Iranian cross-border missile and drone airstrikes targeted Iranian-Kurdish opposition groups in northern Iraq on Wednesday, killing at least 13 and wounding 58 others. The Iranian Revolutionary Guard claimed responsibility for the attacks.
According to The Washington Post, the strikes targeted the Kurdish Democratic Party of Iran in the Koysangjak district in Irbil, the Kurdish Komala Party in the village of Zarkwezela in Sulaymaniyah province, and the Kurdistan Freedom Party in Kirkuk province.
Several strikes hit homes, military bases, offices and even a civilian area near an elementary school in Koya, in the country's Kurdistan region. Four rockets landed in Baghdad's so-called "green zone," where parliament and the U.S. embassy are located.
According to Iraq's state news agency, the attacks killed at least 13 people and wounded 58, including civilians and children.
"The United States strongly condemns the drone and missile attack launched against Iraq's Kurdistan region earlier today," U.S. national security adviser Jake Sullivan said in a statement, describing the attack as an "assault on the sovereignty of Iraq and its people."
Sullivan added that the United States plans to continue to put pressure on Iran through "sanctions and other means."
The U.S. Army Central Command reported that it successfully brought down an Iranian drone targeting Irbil, the capital of Iraqi Kurdistan, as the potential strike posed a threat to American personnel in the area.
"No U.S. forces were wounded or killed as a result of the strikes, and there is no damage to U.S. equipment," CENTCOM said in a statement.
The strikes Wednesday follow nearly two weeks of unrest in the Islamic Republic of Iran after the death of Mahsa Amini, a 22-year-old Iranian Kurdish woman who died after being in the custody of Iranian morality police.
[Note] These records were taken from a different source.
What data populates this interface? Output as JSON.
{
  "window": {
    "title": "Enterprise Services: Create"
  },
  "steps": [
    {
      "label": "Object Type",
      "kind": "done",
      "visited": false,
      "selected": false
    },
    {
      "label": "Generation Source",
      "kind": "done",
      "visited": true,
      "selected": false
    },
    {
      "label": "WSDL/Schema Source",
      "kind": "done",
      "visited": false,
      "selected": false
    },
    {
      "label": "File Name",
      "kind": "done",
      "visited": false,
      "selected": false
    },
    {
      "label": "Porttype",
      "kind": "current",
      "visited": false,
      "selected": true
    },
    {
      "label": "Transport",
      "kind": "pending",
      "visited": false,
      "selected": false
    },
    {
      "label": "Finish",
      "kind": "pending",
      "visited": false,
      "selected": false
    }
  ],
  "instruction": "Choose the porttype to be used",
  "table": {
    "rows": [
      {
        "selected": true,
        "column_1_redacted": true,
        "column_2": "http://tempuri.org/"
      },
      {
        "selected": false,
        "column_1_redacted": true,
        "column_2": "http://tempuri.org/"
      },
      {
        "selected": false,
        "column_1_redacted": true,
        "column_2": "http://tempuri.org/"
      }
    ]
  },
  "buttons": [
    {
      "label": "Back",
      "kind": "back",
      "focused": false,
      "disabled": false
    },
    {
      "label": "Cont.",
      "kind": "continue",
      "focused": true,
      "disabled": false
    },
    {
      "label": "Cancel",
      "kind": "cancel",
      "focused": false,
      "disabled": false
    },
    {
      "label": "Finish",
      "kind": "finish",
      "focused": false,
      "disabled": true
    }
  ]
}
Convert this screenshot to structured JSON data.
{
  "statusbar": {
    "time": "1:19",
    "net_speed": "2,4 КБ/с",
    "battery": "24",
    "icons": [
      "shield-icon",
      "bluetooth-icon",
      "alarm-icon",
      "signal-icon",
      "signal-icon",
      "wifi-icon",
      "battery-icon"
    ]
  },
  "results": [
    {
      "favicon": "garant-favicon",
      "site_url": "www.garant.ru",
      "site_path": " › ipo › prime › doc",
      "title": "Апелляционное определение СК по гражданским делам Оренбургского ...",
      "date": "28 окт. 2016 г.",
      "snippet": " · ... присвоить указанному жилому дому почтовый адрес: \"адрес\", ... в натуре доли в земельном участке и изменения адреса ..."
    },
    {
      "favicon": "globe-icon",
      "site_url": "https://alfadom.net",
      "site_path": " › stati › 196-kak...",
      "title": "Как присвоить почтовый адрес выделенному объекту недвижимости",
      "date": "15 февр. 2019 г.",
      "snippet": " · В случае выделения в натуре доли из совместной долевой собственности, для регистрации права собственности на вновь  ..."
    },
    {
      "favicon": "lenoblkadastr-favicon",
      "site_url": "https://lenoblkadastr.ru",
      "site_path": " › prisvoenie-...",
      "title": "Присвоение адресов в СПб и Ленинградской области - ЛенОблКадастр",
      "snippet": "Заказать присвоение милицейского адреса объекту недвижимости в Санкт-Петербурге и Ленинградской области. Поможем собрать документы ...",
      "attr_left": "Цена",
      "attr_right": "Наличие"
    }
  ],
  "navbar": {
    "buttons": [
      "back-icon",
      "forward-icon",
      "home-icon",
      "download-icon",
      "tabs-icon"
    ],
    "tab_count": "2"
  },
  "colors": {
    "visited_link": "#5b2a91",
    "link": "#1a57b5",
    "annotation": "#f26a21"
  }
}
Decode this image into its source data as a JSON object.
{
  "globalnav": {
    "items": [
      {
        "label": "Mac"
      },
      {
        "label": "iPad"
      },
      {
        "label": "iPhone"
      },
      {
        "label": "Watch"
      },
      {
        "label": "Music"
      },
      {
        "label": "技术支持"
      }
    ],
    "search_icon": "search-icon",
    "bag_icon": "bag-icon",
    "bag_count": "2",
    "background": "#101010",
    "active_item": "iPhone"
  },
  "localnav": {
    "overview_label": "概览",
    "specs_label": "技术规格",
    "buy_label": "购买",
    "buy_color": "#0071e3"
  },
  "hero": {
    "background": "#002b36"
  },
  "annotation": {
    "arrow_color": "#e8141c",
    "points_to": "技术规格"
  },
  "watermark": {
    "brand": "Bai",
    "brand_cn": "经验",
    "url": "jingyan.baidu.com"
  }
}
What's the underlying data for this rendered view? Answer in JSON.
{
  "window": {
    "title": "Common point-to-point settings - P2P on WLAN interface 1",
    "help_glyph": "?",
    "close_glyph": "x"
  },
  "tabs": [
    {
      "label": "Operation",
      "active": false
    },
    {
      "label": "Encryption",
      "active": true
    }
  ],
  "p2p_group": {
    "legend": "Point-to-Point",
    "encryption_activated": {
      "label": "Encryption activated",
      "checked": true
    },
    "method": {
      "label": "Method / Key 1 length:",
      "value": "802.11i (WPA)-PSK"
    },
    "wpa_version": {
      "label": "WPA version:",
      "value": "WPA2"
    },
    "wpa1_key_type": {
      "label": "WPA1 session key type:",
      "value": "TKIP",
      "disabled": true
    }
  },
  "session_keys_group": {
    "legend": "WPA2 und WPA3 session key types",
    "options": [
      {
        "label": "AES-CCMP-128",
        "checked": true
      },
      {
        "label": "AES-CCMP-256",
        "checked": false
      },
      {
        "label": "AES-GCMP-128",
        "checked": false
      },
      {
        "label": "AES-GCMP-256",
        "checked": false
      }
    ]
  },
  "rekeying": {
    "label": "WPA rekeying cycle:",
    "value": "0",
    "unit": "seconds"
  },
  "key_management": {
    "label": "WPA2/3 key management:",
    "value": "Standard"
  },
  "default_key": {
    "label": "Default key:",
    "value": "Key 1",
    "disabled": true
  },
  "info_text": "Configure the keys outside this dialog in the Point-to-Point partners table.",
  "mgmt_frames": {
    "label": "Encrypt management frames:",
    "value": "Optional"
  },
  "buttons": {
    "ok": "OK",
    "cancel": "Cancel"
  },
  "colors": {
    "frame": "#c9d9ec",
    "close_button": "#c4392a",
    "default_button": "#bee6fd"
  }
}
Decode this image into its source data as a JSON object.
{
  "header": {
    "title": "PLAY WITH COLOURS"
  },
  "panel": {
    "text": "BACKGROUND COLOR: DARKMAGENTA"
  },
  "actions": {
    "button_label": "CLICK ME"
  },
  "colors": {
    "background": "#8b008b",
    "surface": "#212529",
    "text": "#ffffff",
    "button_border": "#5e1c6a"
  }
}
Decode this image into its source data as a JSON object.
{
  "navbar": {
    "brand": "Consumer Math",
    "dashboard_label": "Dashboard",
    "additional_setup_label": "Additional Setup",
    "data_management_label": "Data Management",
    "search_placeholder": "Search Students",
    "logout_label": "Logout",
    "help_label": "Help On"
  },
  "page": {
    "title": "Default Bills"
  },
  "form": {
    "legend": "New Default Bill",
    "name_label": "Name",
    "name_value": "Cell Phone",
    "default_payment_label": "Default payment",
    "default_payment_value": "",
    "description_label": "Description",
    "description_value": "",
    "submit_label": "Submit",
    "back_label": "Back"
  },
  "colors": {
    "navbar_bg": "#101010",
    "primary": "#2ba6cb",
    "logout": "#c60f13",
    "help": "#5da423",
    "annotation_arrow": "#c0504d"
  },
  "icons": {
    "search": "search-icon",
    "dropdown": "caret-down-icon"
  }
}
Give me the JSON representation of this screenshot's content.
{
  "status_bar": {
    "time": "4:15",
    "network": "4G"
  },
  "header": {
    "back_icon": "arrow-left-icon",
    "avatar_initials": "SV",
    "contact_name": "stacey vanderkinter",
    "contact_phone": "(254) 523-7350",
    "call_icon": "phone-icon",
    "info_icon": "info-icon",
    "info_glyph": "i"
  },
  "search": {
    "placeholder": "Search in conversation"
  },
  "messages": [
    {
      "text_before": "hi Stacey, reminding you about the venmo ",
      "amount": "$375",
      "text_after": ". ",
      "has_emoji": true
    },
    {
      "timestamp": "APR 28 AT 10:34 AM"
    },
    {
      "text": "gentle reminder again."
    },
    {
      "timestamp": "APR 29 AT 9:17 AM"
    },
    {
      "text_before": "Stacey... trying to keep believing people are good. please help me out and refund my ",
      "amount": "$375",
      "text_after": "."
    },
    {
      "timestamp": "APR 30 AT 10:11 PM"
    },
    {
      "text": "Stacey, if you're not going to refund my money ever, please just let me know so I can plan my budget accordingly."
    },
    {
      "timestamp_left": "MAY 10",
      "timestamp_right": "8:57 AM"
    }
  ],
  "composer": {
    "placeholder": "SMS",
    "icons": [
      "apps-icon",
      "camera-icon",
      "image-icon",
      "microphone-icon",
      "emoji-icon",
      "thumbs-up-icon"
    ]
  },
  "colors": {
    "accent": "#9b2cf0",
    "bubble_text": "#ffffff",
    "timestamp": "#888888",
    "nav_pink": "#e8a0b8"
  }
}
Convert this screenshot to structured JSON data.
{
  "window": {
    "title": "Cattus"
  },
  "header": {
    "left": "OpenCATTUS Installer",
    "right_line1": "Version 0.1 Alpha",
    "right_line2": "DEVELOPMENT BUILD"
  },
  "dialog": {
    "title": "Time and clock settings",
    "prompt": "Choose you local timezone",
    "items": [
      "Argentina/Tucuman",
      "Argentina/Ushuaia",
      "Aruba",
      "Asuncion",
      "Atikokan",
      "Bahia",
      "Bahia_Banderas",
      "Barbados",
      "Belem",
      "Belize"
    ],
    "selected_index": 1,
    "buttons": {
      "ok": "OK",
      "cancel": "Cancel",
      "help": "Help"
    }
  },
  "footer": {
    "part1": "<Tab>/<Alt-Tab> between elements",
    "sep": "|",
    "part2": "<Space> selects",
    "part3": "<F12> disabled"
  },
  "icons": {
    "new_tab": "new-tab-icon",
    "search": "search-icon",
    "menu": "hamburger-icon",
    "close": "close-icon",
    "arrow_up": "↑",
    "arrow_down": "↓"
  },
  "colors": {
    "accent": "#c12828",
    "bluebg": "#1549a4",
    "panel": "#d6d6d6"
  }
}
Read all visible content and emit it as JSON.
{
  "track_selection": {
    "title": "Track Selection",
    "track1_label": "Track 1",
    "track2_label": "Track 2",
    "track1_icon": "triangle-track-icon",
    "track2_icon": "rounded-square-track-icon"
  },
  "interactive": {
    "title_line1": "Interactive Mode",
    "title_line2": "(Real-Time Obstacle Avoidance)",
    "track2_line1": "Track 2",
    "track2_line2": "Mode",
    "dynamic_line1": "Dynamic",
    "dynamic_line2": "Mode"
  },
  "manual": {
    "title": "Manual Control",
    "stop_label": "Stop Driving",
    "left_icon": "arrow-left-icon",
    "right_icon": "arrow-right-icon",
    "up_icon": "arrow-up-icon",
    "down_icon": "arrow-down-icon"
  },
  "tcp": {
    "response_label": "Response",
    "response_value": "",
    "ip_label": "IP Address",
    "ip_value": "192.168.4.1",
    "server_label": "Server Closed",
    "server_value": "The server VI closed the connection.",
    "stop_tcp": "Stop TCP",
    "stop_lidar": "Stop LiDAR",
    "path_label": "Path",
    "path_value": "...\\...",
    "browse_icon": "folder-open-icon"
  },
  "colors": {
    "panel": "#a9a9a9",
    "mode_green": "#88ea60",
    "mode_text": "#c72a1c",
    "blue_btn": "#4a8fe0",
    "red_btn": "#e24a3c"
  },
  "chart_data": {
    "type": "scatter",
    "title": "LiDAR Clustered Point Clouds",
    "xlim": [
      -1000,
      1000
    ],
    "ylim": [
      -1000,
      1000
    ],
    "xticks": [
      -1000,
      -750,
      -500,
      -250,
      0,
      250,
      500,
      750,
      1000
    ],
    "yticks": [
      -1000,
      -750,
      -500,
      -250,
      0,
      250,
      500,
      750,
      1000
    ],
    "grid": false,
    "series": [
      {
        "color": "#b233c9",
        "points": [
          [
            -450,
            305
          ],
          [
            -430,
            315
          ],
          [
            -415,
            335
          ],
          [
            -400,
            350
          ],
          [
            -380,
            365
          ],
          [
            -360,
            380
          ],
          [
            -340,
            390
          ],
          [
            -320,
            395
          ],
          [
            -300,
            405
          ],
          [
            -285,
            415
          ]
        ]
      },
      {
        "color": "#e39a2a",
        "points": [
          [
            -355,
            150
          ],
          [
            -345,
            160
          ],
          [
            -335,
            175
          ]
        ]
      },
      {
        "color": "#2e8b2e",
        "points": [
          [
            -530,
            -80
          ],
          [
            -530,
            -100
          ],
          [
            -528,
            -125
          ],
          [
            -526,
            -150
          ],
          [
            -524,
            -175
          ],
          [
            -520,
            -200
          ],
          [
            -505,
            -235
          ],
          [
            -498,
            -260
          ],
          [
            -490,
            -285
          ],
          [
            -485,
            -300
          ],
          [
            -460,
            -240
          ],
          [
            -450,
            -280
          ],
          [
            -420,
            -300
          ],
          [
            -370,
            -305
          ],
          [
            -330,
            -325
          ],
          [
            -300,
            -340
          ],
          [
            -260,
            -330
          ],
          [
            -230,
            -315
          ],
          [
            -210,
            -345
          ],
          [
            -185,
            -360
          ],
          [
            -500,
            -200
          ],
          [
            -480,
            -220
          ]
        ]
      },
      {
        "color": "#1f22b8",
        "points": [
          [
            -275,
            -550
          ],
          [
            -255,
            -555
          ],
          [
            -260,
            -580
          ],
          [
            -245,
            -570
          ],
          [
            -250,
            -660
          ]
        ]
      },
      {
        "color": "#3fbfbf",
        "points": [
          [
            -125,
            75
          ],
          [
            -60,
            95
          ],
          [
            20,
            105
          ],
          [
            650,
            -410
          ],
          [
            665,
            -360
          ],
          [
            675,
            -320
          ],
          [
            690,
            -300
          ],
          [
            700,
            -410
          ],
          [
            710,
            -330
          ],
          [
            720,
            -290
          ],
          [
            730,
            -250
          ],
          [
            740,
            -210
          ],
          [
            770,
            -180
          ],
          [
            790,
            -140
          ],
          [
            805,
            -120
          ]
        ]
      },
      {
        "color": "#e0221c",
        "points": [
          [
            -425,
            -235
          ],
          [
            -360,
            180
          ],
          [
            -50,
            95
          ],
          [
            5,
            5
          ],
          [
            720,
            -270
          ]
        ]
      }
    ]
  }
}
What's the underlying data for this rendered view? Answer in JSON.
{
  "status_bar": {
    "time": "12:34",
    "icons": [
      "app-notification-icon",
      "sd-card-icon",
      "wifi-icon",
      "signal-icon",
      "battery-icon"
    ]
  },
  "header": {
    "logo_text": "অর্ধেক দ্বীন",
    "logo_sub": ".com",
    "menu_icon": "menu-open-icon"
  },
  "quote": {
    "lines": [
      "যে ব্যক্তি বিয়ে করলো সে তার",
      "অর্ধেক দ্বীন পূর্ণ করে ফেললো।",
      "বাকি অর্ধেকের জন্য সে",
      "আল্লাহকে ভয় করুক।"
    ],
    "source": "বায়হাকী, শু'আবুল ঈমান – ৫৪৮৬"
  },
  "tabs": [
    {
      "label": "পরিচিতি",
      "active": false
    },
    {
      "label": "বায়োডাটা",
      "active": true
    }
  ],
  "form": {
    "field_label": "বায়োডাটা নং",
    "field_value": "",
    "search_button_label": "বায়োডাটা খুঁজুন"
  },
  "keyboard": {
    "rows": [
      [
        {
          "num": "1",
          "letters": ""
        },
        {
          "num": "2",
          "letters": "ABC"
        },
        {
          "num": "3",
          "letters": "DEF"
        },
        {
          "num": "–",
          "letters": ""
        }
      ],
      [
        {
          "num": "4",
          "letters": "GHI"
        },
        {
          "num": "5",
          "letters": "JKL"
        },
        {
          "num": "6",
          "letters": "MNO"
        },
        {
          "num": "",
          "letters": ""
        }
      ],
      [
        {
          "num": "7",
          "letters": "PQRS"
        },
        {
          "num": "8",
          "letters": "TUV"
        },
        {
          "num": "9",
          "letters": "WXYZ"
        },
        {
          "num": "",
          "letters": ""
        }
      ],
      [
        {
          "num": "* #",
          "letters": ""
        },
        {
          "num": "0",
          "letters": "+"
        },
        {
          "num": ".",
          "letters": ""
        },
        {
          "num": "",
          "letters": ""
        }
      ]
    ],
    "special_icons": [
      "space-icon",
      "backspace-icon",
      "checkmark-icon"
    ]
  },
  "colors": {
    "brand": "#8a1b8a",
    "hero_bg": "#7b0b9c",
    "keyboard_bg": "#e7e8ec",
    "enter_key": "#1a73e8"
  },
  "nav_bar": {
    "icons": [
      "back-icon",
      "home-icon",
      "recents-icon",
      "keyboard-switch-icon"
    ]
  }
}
Throughout the violent clashes, dozens of protesters have been killed and hundreds injured. The New York-based Committee to Protect Journalists reported that at least 23 journalists have been arrested during the protests so far.
While the targeted Iranian-Kurdish opposition groups "have voiced support for the protests in Iran, there is no indication they are directly connected to the unrest," according to The Washington Post. Yet, according to analysts, the Iranian attacks on Iraq are an attempt to transfer the blame for the internal conflict to external factors.
In a statement read on national television, the Revolutionary Guard, Iran's elite military and security forces, stated that "this operation will continue with our full determination until the threat is effectively repelled, terrorist group bases are dismantled, and the authorities of the Kurdish region assume their obligations and responsibilities."
Some information for this report came from The Associated Press and Reuters.